Tout Edward Hopper en une œuvre 

Oiseaux de nuit, un tableau emblématique du travail d’Edward Hopper

Edward Hopper est un peintre du début du 20e siècle, en décalage avec son temps. En effet, alors qu’à cette époque fleurissent les artistes d’avant-garde et l’art abstrait, il incarne une forme de réalisme qui renvoie davantage au 19e siècle. Gravures, aquarelles, affiches, estampes : l’artiste américain s’essaye à toutes les techniques. Il aime représenter des scènes banales de la vie quotidienne, des paysages ruraux et urbains qui illustrent la vie américaine.

Pourtant, le peintre américain disait : « Mon but a toujours été la transcription la plus exacte possible de mes impressions les plus intimes. » Il cherche à reproduire la réalité non pas telle qu’elle est, mais telle qu’il la ressent. On peut analyser son tableau le plus connu par le biais de cette citation . Petite analyse d’Oiseaux de nuit, « l’une des meilleures choses que j’ai faites » selon Edward Hopper.

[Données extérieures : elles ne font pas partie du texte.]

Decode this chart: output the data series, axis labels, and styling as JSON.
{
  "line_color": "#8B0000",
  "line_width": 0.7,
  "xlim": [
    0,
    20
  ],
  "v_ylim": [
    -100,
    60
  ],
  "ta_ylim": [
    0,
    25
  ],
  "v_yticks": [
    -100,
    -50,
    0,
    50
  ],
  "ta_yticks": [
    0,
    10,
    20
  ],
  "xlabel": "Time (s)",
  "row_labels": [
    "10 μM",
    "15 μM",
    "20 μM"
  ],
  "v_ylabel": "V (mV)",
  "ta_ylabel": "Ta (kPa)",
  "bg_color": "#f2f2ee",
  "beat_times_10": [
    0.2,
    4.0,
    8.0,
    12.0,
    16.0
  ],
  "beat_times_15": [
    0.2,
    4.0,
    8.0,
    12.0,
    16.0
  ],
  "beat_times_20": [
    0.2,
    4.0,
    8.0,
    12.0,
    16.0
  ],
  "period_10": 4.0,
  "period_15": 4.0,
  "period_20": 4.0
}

Tableau Oiseaux de nuit d'Edward Hopper
Edward Hopper, Oiseaux de nuit, 1942. Huile sur toile, 84,1 x 152,4 cm. Chicago, The Art Institute. © The Art Institute of Chicago / Photo : Robert Hashimoto.

Une scène américaine

C’est la nuit, les rues sont désertes. Quatre personnages silencieux semblent attendre quelque chose dans ce diner, un restaurant-bar typiquement américain. Parmi ses sources d’inspiration, Hopper avait lu une nouvelle d’Ernest Hemingway avec des gangsters.

Oiseaux de nuit, c’est en effet d’abord une ambiance, comme le début d’une scène de film dont le peintre nous laisse deviner la suite. Cela est typique de la peinture de Hopper. D’ailleurs, le format rectangulaire du restaurant, violemment éclairé et encadré par deux bandes noires horizontales, fait penser à un écran de cinéma !

Une architecture en suspens ?

Même si l’action est figée, le tableau est rythmé par de nombreuses lignes : celles des bâtiments. La toile a une dimension horizontale, renforcée par le format allongé du diner. Par contraste, les personnages et les machines à café, verticaux, semblent surgir et se dresser. Ce procédé est fréquent dans les toiles de Hopper pour mettre en valeur un élément.

De même, son goût des perspectives réalistes : à première vue, ses tableaux ont l’air très réels. Mais regardez le restaurant qui déborde du cadre… On dirait qu’il flotte un peu ! Étrange, non ?

Un paysage urbain immobile

Le peintre raconte aussi qu’il s’est inspiré d’un restaurant new-yorkais. Pourtant, l’absence de vie qui règne dans cette rue évoque plutôt un décor de carton-pâte ! La manière de peindre de Hopper renforce cette impression. Il aime que la matière soit lisse, sans relief.

D’ailleurs, aux rayons X, on ne discerne aucune correction sous la fine couche de peinture des Oiseaux de nuit. Ses grands aplats de couleur sont sa marque de fabrique. Comme souvent aussi, ses couleurs sont froides et la lumière est crue, avec une dominante verdâtre qui rend le teint blafard. Seule la robe rouge de la femme met un peu de vie.

Une peinture pleine d’ambiguïtés

Absorbés dans leurs pensées, les personnages semblent prisonniers d’un bâtiment hermétiquement clos. Aucune porte n’est visible ! Ils sont isolés, d’autant plus que tout est vide et obscur autour d’eux. Quel calme… Nous les observons à travers une vitre si transparente qu’on se demande si elle existe.

Mais à y regarder de plus près, leurs attitudes sont pleines d’ambiguïtés. Ce couple, par exemple : ils ne se parlent pas, ne se regardent pas, mais leurs mains se touchent presque. Et que tient la femme dans sa main ? Un billet de banque ? L’addition ? Le serveur, lui, entrouvre la bouche, comme s’il allait parler. Il y aussi cet homme solitaire, qui nous tourne le dos et qui paraît bien menaçant avec son chapeau incliné sur sa tête. Même ce verre vide sur le comptoir sème le trouble : qui vient donc de partir ? Pourquoi ? Comme toujours, Hopper glisse une part de mystère dans ses toiles. À nous d’imaginer le reste.